Some of the FNB’s success stories include those of the merger with Swabou, the growth of WesBank and the establishment of Rand Merchant Bank (RMB) franchise amongst others.
“We have been able to put a roof over the heads of thousands of Namibians. Our home loan book exceeded the N$10b mark this year, growing from only N$2b after the merger with Swabou in 2003. In a highly competitive market, this could not have been achieved without the committed people from the home loans division who offer clients exceptional service. FNB continues to lead the way with a total market share of 38.5%,” van Zyl notes.
He adds that the WesBank team has exceeded its challenging asset target by N$77m, ending the year under review with an asset base of more than N$3.5b.
As FNB keeps striving to lead in innovative ways of banking, over the years FNB has invested in paperless banking.
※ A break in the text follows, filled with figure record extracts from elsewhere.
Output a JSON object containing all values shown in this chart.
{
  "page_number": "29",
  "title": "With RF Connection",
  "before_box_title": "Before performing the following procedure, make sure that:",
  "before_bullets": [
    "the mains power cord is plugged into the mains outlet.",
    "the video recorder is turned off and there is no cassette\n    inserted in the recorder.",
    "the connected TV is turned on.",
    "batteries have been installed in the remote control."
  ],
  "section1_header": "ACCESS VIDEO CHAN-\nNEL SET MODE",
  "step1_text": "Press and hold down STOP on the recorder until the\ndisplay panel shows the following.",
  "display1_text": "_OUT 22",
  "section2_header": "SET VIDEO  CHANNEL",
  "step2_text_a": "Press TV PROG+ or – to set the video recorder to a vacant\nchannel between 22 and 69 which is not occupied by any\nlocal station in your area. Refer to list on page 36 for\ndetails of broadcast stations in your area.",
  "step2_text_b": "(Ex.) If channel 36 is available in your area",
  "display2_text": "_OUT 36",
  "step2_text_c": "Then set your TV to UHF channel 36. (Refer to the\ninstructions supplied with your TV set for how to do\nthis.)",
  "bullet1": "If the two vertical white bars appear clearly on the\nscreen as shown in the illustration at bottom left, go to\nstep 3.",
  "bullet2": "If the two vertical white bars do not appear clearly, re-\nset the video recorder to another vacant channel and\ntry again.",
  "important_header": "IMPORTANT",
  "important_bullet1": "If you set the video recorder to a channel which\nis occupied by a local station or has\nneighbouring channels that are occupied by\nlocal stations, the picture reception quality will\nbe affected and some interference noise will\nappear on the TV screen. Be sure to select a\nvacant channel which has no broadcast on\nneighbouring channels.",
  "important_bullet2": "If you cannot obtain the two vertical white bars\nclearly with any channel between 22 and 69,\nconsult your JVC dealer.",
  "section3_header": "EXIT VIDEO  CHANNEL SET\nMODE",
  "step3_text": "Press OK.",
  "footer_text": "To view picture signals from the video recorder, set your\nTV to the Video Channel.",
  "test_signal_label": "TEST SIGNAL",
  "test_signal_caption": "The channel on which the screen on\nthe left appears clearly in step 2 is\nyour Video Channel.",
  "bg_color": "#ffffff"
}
However, the FNB Group Chairman, Claus Hinrichsen, notes there is still a long way to go.
“One concern is the increasing incidence of fraudulent activities in the banking industry such as card cloning and money laundering; FNB does not turn a blind eye to such negative aspects of every day banking. We combat such illegal activities, while recognizing that criminals keep abreast of highly technical advances in modern banking practice,” Hinrichsen said.
Regarding the year in review, the FNB Chief Financial Officer (CFO), Oscar Capelao, stated that the group’s total assets grew by 13.4% to N$ 29.8 b with the year end advances making up 76% of the balance sheet, reflected a year on year increase of 14.2% to N$ 22.8b.
“Averages advances grew 16%. Growth throughout the year tracked private credit extension closely. This grew by 14.8% according to the Bank of Namibia,” he said.
The mortgage loans increased year on year by 10.6% to N$10.7b and constitute 46% from 48% in 2014 of the FNB’s advance book.
Through enabling various innovative ways of banking, the bank generated N$2b in e-wallets transaction and N$249b in online banking payment, while they recorded N$4.5b in card swipes and N$14b in withdrawn of ATMs.
On the operating costs side, Capelao notes that the cost of staff took up about half of the operating costs, which increased by about 16.7%. He says, “This includes an average salary adjustment of 8% as well as 10% growth in complement to strengthen our risk and compliance team. In addition, the government introduced a training levy effective in April 2014.”
He adds that further operating costs were reflected in investment in infrastructure to ensure customer service exceeds expectation. During the year, the Grove mall, Kuisebmund, Okahandja and Maerua branches were opened, while 46 additional ATMs were installed around the country.